Second, builders need to have the opportunity to cure defects that do arise from a failure to meet standards. In states with disincentivizing CDL policies, defects trigger lawsuits rather than communication and agreement between builders and homeowners/HOAs on making needed repairs. Instead of immediately involving attorneys, who may have financial incentives to pursue expensive damages, builders should be able to directly work on and fix the problems raised by the current homeowners. This “right to cure” would save developers money in the long run since the litigation initiated by HOAs is often more costly than the repairs themselves. It would protect tenants by ensuring that any repairs needed to their homes are performed in a timely manner, not part of a lengthy process in the courts, and would support builders who are working in good faith to build safe homes.

Immediately turning to litigation, rather than first granting an opportunity to cure, makes building condos an unattractive investment and property management prospect, particularly compared to apartment buildings. Given the value of having a large stock of condos along a wide range of affordability measures—luxury, market rate, below market rate—states with particularly strict CDL laws should consider creating a robust and well protected right to cure.

While none of these solutions alone will solve the problem of CDL laws disincentivizing condo development, changing the incentive structure around the building of these important multi-family homes can help reduce the fear builders quite reasonably have around this type of production.

Closing

There are many elements of disincentivizing CDL laws that stymie the building of condominiums: the HOA board member’s personal financial risk if they do not fulfill their duties of care, unclear standards, the opacity of the arbitration, and monetary damages, all of which are exacerbated by lengthy liability timelines. The effects of policies that chill condo development are seen in a lack of desired housing options for young people and young families, particularly in city centers. Strengthening urban city centers—rich in job opportunities, infrastructure, and cultural institutions—requires creating communities where people are able to live and build wealth. Condo ownership is an important piece of that puzzle and in many states, development of condos is stifled by policies that don’t reflect market realities and which fail to focus on the truly important aspect of strong CDL policy: protecting condo and homeowners. Policies geared toward building and maintaining stronger and safer homes, like the right to cure, could offer more incentives for developers to build more condos while also ensuring safe homes for residents.
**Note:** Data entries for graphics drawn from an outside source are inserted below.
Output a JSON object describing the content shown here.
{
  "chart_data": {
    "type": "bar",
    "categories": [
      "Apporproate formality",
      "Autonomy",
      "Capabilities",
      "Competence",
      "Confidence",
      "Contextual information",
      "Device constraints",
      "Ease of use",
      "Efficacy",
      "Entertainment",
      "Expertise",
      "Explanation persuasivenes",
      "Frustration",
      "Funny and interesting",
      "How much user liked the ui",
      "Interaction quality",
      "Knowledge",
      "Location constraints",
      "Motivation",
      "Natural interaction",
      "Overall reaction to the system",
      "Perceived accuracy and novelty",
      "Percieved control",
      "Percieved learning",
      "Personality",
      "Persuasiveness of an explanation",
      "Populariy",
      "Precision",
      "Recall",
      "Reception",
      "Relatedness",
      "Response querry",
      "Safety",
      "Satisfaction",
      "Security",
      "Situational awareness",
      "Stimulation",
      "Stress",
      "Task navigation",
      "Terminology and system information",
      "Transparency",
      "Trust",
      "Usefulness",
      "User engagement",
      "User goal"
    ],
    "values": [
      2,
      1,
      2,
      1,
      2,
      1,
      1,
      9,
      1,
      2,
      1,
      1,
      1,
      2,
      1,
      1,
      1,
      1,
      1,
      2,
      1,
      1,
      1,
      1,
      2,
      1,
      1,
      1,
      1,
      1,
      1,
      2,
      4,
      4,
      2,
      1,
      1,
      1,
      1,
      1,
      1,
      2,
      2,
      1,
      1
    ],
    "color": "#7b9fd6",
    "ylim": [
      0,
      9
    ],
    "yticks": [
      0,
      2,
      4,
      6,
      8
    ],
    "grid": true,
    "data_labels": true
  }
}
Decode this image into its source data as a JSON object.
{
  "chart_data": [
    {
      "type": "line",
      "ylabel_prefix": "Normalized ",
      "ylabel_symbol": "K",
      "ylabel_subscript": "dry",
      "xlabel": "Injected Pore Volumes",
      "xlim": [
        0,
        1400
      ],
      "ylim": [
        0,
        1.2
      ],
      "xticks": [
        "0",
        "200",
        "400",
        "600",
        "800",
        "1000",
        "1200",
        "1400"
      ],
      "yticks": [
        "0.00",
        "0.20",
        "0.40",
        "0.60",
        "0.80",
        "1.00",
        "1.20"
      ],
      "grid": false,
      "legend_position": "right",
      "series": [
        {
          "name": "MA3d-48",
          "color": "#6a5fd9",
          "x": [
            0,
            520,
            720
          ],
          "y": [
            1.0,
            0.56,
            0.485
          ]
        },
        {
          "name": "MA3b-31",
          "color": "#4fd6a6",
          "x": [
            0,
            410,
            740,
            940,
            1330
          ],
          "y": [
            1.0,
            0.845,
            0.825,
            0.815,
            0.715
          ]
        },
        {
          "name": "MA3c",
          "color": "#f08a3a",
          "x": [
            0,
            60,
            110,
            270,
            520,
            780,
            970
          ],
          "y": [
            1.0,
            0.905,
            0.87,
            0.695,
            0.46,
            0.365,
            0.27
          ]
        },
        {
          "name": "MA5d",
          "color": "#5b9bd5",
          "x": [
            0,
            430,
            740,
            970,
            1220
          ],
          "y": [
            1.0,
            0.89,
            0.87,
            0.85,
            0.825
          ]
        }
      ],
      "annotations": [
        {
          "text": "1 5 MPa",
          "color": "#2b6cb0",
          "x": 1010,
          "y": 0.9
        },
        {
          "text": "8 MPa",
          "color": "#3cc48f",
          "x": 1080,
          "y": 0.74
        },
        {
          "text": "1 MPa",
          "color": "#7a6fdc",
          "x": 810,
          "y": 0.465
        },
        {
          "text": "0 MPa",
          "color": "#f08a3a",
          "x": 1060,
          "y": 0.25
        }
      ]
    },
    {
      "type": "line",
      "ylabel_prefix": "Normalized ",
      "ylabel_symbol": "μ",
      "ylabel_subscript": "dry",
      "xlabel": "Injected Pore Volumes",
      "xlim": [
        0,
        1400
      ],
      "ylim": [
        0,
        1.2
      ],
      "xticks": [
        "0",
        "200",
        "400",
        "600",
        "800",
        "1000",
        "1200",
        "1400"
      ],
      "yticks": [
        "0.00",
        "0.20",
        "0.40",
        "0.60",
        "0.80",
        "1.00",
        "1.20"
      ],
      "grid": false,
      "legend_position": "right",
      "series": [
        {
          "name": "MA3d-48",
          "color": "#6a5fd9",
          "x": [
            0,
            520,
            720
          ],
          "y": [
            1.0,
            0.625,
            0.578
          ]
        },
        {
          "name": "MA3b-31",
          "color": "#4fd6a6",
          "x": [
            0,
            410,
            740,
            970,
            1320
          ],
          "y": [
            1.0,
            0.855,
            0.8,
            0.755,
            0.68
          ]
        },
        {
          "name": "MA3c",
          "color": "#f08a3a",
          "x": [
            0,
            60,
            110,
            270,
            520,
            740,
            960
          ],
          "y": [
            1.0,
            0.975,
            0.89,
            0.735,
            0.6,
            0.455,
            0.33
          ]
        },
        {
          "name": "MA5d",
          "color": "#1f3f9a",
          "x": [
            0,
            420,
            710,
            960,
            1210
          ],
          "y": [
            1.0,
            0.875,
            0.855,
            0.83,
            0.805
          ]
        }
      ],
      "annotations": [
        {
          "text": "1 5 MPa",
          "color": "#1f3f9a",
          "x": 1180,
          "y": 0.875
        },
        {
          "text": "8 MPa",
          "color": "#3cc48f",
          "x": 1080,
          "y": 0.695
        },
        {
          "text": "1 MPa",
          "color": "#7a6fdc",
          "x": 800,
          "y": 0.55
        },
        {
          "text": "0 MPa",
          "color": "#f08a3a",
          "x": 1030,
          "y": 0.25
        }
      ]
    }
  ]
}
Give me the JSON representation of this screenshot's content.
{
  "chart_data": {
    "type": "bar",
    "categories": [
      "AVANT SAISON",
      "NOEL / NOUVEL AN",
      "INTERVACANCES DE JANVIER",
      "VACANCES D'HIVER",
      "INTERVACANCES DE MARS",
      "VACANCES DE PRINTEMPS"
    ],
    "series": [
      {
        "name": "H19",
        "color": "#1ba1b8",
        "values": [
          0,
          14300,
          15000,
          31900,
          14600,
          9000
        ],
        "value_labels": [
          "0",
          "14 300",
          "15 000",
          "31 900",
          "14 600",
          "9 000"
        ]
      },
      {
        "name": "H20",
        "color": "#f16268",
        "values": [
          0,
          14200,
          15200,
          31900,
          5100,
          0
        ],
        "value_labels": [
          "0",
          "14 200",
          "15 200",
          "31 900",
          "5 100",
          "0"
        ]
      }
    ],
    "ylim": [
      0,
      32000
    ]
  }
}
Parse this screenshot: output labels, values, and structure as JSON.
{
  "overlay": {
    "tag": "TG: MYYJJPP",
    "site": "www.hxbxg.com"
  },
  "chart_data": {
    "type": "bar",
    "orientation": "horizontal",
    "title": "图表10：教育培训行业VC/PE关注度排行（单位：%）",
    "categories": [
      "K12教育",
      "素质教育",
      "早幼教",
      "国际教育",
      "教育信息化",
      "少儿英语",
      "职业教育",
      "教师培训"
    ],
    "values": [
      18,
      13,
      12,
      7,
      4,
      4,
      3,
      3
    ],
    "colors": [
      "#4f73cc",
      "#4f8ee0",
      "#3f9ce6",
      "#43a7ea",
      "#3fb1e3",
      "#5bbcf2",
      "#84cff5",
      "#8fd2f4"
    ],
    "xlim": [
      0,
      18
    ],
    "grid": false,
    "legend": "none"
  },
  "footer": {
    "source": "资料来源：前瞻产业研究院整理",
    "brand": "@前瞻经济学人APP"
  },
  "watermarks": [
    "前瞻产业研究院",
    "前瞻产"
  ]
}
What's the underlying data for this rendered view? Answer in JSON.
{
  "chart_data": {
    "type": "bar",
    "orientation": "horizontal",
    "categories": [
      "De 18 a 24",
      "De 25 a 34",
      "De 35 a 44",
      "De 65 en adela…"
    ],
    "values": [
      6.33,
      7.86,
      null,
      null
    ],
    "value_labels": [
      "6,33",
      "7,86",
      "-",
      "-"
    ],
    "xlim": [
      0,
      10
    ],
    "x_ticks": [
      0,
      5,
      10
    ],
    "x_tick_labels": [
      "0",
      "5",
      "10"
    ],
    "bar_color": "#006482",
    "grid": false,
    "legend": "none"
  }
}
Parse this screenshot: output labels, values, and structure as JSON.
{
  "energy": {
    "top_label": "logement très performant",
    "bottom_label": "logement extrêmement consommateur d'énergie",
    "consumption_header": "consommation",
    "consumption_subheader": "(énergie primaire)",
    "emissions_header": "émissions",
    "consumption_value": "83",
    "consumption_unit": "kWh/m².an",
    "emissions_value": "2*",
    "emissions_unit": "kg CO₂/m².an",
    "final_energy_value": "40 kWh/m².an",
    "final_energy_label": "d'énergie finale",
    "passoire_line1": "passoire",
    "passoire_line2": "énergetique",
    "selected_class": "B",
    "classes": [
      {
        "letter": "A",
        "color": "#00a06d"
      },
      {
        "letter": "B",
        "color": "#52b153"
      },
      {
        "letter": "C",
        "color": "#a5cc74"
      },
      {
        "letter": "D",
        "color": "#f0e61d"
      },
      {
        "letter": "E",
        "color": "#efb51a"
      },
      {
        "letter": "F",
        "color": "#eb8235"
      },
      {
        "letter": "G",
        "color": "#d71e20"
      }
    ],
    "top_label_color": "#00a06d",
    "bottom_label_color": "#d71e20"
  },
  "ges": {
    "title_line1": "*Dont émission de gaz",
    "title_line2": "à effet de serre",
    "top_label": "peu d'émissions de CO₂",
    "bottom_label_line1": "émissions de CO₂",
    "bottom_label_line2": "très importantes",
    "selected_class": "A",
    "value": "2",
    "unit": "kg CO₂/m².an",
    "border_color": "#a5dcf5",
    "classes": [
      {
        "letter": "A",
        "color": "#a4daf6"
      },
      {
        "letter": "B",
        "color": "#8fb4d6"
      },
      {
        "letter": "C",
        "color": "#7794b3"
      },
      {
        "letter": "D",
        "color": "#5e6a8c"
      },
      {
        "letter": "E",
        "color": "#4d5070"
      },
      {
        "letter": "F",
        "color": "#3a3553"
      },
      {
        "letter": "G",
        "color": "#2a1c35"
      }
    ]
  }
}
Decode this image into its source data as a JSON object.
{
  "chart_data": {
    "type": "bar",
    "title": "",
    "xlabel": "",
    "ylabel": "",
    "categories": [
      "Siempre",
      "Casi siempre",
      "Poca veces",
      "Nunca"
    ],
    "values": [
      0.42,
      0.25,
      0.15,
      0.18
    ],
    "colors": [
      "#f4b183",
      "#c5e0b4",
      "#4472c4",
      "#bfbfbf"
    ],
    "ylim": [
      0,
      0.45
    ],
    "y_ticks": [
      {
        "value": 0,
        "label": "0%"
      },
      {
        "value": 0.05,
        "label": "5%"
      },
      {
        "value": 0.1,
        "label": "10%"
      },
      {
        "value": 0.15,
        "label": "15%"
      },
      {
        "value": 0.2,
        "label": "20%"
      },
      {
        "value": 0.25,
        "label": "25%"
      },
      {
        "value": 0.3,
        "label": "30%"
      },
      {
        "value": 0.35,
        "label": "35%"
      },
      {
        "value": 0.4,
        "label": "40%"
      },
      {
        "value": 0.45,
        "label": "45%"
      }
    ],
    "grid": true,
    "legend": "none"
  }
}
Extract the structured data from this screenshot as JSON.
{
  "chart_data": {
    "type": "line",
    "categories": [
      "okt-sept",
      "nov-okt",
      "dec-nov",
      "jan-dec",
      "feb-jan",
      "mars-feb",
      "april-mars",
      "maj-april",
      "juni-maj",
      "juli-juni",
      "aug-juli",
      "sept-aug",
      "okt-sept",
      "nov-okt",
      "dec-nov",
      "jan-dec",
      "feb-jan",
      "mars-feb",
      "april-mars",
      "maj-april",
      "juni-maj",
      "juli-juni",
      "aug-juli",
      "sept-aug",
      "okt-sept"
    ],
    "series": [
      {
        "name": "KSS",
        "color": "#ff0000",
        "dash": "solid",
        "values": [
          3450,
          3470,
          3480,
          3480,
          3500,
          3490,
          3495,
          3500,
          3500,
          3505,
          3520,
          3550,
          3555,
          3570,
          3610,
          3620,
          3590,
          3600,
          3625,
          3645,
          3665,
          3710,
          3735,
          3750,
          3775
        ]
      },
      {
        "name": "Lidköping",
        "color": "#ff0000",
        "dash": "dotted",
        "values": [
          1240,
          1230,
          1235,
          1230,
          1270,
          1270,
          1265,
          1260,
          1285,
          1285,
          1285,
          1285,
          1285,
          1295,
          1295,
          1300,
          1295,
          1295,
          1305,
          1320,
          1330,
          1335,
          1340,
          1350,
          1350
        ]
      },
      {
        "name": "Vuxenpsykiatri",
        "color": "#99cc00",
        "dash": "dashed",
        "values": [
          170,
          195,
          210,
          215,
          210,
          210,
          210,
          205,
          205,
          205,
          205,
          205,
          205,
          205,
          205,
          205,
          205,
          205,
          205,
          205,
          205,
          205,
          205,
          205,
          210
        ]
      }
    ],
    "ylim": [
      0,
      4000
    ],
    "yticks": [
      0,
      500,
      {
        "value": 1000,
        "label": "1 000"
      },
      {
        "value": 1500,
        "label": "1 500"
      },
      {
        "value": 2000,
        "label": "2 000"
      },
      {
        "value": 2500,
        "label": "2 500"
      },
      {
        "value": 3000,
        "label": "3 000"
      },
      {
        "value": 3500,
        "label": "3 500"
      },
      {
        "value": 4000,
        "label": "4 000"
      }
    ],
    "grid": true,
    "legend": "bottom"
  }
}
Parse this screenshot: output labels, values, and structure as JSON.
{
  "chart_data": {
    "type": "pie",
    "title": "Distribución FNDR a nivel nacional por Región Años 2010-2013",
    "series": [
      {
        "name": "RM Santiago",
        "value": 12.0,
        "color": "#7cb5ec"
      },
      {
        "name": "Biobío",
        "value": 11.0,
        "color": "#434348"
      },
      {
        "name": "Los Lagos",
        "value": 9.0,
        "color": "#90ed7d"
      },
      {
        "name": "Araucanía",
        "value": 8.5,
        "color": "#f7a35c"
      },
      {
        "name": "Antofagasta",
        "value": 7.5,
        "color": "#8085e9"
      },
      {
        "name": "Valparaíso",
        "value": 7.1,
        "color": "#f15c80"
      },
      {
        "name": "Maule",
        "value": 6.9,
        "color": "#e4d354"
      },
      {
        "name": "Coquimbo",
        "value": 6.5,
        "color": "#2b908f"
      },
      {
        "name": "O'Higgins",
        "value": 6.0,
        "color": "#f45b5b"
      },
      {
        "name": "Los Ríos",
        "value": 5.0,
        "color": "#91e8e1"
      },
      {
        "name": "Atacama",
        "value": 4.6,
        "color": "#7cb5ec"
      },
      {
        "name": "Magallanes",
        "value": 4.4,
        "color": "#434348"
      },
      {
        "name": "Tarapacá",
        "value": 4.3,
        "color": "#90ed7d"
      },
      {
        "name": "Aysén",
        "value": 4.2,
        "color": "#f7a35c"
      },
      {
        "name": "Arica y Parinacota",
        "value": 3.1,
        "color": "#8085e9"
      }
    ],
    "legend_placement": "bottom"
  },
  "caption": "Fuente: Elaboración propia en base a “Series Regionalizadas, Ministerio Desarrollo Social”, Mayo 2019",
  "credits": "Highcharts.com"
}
 CDL reform is a necessary part of addressing chronic housing underproduction, housing affordability, equitable access to affordable housing, and climate change. It’s a bedrock problem, but it will take some time for financiers, insurers, and builders to get back into the condo business. Even though the impact on the market may take several years to be seen, these are not fixes that can be put on the back burner. All the progress we have made and will continue to make—inclusionary zoning, equitable access to financing, fair fees and taxation, using data to drive policy—will have less impact if developers can’t reasonably take the risk to build affordable housing. We need to make it safer for them to go back into what one developer described as “shark infested waters” so they can get back to doing what many of them want to do: build high quality affordable condominium homes.